The school year ended nearly two months ago for Jesse Speirs of Bangor, but he still feels like he is in learning mode as he makes his golf rounds this summer.
“I try to learn something every time,” said Speirs, who just finished his junior year at the University of Mississippi.
Speirs will try to use all he has learned when the 89th Maine Amateur Golf Championship begins today at Biddeford-Saco Country Club in Saco. The 54-hole medal-play event continues through Thursday with a cut to the low 40 and ties after Wednesday’s round.
Speirs played a practice round at 6,365-yard, par-71 Biddeford-Saco on Monday and has a plan in mind as he seeks to add the state’s top amateur trophy to a collection that includes two Paul Bunyan Amateur Golf Tournament titles and a runner-up finish in the Greater Bangor Open.
“I plan on hitting a lot of 4-irons and 5-irons off the tee,” he said. “When I played today, I only hit driver two times.
“Four-iron and 5-iron takes a lot of trouble out of play and still leaves me about 130 yards in. That makes it a lot easier.”
One area has been receiving the bulk of his practice time lately.
“I focus more on my short game,” said Speirs. “Then I work on getting comfortable out on the course with what I’ve been working on in practice. That goes for anybody that plays golf – or any sport, for that matter.”
The rest of his game is OK, he said.
“My swing is pretty much where I want it to be,” Speirs said. “Everything is coming around. I’ve just got to keep putting in the work.”
Even if it doesn’t sound like work in the traditional sense, he has been busy.
“I played in the North-South Amateur last week. I made it through the 36-hole qualifying into the top 64, but I lost in the first round [of match play],” he said.

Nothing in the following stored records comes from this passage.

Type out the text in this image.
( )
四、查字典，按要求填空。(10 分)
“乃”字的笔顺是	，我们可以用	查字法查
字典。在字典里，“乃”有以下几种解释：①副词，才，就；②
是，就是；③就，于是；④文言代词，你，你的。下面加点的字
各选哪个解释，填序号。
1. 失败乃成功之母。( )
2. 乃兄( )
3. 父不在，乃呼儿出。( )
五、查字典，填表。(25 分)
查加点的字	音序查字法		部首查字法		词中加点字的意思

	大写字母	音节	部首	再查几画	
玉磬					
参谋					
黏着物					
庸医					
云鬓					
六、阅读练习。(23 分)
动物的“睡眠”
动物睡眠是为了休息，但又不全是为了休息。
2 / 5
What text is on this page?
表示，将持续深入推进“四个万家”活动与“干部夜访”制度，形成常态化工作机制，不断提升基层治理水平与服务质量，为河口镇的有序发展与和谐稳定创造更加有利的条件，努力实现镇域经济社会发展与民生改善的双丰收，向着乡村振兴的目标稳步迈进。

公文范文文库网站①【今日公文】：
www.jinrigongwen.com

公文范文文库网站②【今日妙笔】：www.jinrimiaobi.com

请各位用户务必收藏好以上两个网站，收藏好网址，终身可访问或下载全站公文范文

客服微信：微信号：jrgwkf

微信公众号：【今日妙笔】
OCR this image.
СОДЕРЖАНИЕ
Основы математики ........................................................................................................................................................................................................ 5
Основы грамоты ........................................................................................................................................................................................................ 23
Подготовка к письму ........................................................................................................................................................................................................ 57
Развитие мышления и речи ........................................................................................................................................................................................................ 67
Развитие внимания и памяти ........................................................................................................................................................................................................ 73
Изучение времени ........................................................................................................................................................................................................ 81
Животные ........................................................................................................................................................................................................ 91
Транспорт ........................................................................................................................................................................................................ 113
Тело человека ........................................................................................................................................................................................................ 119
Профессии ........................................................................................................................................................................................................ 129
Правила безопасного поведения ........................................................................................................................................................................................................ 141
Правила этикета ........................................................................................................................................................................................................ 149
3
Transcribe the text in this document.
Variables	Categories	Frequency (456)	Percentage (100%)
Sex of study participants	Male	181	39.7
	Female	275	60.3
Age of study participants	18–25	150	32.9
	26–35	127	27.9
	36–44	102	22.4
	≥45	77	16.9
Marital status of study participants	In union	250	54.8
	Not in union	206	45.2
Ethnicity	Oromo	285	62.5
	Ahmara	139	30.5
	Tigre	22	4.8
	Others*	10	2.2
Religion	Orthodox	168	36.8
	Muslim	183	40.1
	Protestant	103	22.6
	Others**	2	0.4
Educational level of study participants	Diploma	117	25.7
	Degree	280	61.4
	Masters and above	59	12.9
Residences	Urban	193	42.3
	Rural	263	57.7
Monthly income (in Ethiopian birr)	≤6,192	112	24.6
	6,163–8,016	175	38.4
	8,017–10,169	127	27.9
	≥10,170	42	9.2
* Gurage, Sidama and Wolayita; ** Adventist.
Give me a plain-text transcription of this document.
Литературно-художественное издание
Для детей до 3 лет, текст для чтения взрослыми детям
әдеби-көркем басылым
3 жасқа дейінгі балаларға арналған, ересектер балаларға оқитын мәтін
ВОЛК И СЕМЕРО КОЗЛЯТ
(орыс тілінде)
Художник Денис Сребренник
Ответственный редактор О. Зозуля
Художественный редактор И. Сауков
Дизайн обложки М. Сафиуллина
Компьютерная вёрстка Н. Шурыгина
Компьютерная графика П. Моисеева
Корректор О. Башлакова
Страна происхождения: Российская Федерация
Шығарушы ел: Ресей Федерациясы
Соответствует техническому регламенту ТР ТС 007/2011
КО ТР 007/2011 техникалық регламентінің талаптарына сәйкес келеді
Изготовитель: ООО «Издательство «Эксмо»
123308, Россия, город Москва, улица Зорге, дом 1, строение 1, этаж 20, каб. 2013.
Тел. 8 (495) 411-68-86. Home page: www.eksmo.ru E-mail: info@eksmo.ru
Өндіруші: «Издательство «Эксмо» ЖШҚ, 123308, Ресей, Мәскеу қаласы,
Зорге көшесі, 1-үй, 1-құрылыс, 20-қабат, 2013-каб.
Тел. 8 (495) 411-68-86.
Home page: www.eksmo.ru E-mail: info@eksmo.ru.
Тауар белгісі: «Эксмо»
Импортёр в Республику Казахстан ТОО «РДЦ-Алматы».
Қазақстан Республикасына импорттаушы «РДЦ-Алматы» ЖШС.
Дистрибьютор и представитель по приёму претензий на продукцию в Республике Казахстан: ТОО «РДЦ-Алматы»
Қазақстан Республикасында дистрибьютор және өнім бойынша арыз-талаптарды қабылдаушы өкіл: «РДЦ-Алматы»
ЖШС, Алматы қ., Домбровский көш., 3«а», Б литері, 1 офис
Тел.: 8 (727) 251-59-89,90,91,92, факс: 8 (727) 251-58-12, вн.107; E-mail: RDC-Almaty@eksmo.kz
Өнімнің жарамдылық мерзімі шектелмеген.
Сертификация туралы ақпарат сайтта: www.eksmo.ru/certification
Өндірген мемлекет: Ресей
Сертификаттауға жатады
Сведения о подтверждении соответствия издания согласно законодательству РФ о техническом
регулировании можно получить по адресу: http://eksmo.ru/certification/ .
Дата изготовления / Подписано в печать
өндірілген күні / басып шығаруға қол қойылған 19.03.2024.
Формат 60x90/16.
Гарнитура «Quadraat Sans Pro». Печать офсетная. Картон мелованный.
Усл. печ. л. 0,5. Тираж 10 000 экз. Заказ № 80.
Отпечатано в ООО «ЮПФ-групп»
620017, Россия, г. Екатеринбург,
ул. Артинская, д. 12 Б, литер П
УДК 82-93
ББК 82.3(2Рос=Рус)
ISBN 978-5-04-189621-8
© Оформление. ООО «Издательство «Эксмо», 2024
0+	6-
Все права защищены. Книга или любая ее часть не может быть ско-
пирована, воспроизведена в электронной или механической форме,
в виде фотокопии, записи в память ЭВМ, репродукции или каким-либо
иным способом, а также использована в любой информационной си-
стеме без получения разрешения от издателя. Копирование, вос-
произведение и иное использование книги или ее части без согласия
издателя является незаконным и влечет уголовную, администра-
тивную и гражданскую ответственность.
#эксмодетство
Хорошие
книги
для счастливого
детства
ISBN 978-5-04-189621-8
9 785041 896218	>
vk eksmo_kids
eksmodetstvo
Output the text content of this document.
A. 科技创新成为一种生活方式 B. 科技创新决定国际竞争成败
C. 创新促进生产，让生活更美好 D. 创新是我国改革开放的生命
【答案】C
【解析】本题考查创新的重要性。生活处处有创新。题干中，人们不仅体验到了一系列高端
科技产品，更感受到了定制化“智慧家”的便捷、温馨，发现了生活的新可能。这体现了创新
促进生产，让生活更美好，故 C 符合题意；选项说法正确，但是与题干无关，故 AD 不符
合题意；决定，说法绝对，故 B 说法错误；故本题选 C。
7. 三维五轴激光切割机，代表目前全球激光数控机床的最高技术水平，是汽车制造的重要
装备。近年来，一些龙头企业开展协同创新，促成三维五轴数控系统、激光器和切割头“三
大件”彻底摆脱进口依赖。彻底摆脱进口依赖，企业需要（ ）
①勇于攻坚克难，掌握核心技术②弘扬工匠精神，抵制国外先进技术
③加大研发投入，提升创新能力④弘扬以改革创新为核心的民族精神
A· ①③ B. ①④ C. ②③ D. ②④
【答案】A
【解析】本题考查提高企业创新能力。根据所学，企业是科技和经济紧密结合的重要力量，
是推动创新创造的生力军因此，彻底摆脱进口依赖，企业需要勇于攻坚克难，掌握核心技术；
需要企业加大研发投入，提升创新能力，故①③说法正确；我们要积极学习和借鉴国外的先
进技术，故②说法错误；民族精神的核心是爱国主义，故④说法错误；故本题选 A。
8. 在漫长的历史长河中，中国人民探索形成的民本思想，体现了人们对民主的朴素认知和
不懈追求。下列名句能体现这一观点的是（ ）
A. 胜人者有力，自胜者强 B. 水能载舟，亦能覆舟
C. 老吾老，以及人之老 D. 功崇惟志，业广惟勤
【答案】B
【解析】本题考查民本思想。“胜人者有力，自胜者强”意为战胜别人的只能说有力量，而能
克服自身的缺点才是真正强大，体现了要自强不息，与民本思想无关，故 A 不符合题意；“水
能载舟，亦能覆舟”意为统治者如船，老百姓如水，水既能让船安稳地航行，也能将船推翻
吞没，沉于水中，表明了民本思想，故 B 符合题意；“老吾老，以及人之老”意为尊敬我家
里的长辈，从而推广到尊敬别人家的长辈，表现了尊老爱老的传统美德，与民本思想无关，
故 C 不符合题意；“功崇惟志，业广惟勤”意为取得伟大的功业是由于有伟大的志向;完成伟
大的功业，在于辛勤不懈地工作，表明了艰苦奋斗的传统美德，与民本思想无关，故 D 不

He played in three other tournaments before that, the Sunnehanna Amateur in Johnstown, Pa., the Monroe Invitational in Phippsburg, N.Y., and the Northeast Amateur in Wannamoissett, R.I.
His results were mediocre, he said.
“It was a mixture of different things” that accounted for that, said Speirs. “I got in a stretch of bad weeks for these tournament.”
That was after an up-and-down year at Ole Miss.
“I came close to winning a couple of tournaments [in the fall],” said Speirs, who was named to the All-Southeastern Conference second team. “When we went on break, I put the clubs away. When I came back in the spring, I was kind of struggling.”
He’s hoping that he might have put that behind him now.
“I learned a lot in the fall about what I can do,” he said.
He faces some stiff competition in the Amateur’s 126-player field.
Defending champion Eric Higgins of Kennebunk will be in the first threesome teeing off at 7:30 a.m., along with Joe Alvarez of Hampden, who won the Whited Ford Paul Bunyan Amateur last month.
“I played with Gary Manoogian, Joe Alvarez and Vance Gray [on Monday],” said Speirs. “We had a little match and it came out even. It was Gary and I against Joe and Vance. We won the front 1 up, and they won the back 1 up, so it came out even.”
Also providing formidable opposition will be two-time Maine Amateur champ Ricky Jones of Thomaston, runner-up to Alvarez in the Bunyan, and 13-time Amateur winner Mark Plummer of Manchester.